Let’s visualize collected metrics:

plt.plot(train_metrics_history["train_loss"], label="Loss value during the training")
plt.legend()
<matplotlib.legend.Legend at 0x7fa1b6d24ed0>
_images/47340334c3e5a66e91ba5eb32b890217805a7670063a1573f576d8ae9d7f2ba8.png
epochs = [epoch for epoch in range(num_epochs) if (epoch % test_every_epoch) == 0 or (epoch == num_epochs - 1)]

fig, axs = plt.subplots(1, 2, figsize=(10, 10))
axs[0].set_title("Loss value on test set")
axs[0].plot(epochs, eval_metrics_history["test_loss"])
axs[1].set_title("Accuracy on test set")
axs[1].plot(epochs, eval_metrics_history["test_accuracy"])
[<matplotlib.lines.Line2D at 0x7f9b7572c3d0>]
_images/df3eb2b367cc377aad91eb89cb538f63e1921f8a6b5c0d40ae2aa3ac85238b97.png
url1 = "http://images.cocodataset.org/val2017/000000039769.jpg"
url2 = "https://farm2.staticflickr.com/1152/1151216944_1525126615_z.jpg"
url3 = "http://farm7.staticflickr.com/6206/6123723223_4113967b1e_z.jpg"

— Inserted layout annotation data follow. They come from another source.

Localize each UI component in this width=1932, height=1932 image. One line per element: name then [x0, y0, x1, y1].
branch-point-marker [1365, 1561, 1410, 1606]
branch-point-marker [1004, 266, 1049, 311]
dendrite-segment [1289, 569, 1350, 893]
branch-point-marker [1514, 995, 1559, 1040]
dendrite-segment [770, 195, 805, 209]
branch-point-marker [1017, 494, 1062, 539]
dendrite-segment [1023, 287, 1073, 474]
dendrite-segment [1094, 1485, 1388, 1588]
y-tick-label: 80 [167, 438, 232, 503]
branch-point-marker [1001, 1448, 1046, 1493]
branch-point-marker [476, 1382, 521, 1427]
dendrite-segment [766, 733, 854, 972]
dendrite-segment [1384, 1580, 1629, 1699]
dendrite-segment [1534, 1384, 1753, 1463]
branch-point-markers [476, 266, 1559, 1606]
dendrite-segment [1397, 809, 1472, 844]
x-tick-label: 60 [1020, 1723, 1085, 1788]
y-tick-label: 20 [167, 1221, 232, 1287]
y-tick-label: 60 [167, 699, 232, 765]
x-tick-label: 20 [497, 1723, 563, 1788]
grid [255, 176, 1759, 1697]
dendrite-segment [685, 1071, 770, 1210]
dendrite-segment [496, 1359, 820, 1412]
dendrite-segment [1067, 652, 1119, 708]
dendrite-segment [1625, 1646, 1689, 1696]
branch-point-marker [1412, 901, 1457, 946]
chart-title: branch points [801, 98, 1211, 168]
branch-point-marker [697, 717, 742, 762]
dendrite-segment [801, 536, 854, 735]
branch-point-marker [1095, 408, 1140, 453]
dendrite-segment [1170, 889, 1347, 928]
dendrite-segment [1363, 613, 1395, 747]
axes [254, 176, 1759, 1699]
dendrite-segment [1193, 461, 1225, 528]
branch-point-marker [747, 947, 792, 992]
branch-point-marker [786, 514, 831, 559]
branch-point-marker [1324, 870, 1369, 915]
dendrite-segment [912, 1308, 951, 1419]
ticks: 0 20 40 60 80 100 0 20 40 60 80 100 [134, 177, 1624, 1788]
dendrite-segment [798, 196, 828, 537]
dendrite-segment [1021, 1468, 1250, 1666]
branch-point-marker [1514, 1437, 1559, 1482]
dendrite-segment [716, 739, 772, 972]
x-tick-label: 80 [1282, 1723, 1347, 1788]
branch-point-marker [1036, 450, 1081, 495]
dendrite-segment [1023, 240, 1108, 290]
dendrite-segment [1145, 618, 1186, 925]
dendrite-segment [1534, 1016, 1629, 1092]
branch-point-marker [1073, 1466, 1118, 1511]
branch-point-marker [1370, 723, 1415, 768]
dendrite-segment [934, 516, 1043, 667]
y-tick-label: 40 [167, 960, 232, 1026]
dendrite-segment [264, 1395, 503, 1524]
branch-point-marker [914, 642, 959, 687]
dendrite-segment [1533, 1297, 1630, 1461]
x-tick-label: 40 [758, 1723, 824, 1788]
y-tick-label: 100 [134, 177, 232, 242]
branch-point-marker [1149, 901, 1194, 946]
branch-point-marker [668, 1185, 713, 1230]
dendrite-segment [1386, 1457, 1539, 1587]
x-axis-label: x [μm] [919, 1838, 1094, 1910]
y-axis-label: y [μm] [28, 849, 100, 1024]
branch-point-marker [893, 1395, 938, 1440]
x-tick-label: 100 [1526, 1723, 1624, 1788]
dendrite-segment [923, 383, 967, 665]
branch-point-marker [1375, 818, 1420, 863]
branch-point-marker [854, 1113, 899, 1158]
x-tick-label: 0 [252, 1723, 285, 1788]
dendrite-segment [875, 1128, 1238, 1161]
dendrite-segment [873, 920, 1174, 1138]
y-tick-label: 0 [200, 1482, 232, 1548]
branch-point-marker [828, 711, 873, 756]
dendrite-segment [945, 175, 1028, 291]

fig, axs = plt.subplots(2, 3, figsize=(20, 10))
for i, (prefix, pil_image) in enumerate([
    ("Test image", Image.open(requests.get(url1, stream=True).raw)),
    ("Test image", Image.open(requests.get(url2, stream=True).raw)),
    ("Test image", Image.open(requests.get(url3, stream=True).raw)),
    ("Train image", train_dataset[35]["image"]),
    ("Train image", train_dataset[45]["image"]),
    ("Train image", train_dataset[75]["image"]),
]):
    caption = model.generate(pil_image, max_length=max_length)

    x = i // 3
    y = i % 3
    axs[x, y].imshow(pil_image)
    axs[x, y].set_title(f"{prefix}:\n{caption}")
_images/501a5f75e5ffbd18f5acb58716a48d3f99e8bbd4e44fef96dca097a023a41885.png

Further reading#

In this tutorial we implemented and trained a transformer-based model for image captioning task. We used a pretrained frozen Vision Transformer encoder and trained a small decoder to predict the next token. Observed generation capabilities of the trained model are not great. Next steps could be (1) to use larger decoder, (2) to unfreeze few top encoder layers, (3) try other decoder architectures.